Let’s compare MathΣtral with the Gemma 2 9B model we discussed today. MathΣtral has a hidden size of 4096, whereas Gemma 2 9B has 3584, allowing for more information flow. Both models share the same intermediate size. MathΣtral also uses GQA, but with 32 attention heads, double the amount in Gemma 2 9B. To balance the increased hidden size and attention heads, MathΣtral has 32 hidden layers, ten fewer than Gemma 2 9B. You might think they opted for a wider network over a deeper one, but remember, MathΣtral is a 7B model, not a 9B, so it’s still a fairly deeper network.

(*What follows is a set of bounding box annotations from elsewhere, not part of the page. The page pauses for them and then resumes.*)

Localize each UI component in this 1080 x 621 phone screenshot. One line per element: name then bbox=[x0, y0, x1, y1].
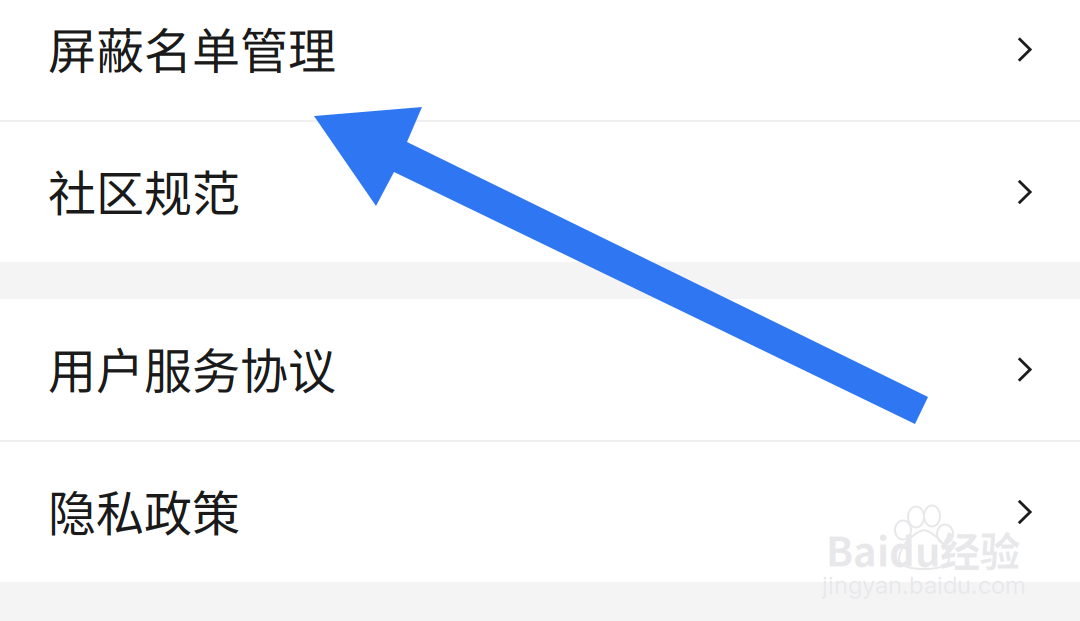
staticText: 用户服务协议 bbox=[48, 333, 336, 402]
button[interactable]: 隐私政策 bbox=[0, 442, 1080, 582]
button[interactable]: 社区规范 bbox=[0, 122, 1080, 262]
button[interactable]: 用户服务协议 bbox=[0, 299, 1080, 440]
staticText: Baidu经验 bbox=[826, 520, 1020, 578]
staticText: 屏蔽名单管理 bbox=[48, 13, 336, 82]
staticText: 社区规范 bbox=[48, 155, 240, 225]
staticText: 隐私政策 bbox=[48, 475, 240, 545]
button[interactable]: 屏蔽名单管理 bbox=[0, 0, 1080, 120]
staticText: jingyan.baidu.com bbox=[822, 570, 1026, 600]
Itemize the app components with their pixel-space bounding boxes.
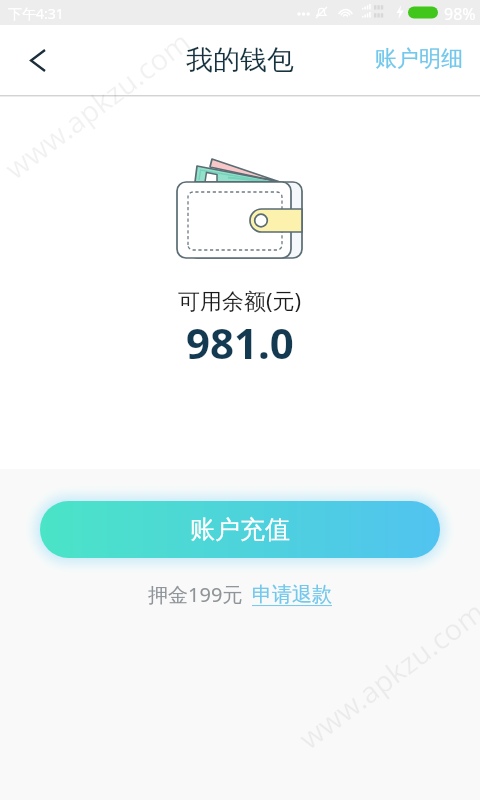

One of the key differences is the context window. MathΣtral has a 32K context window. For comparison, DeepSeek Math and Qwen2 have context windows of 128K, while Gemma2 has only 8K. MathΣtral might have found a balance here, which could explain its superior performance. Although DeepSeek Math and Qwen2 outperform it in some cases, MathΣtral could be a better choice if you're looking for a well-rounded model for reasoning. Qwen2 is not specifically fine tuned for math so that makes it all the more commendable.
All in all, mistral.ai has been continuously releasing open models. We people don’t really need them to release mistral large or something. We can’t even run them. These < 30B models are great for enthusiasts to try. For anything larger, there’s always models hosted on the web. If you really are privacy focused and have the compute to run big models, you’re better off fine tuning whatever is available out there for your use case and using them. If that isn’t enough something like model merging can help you go a long way.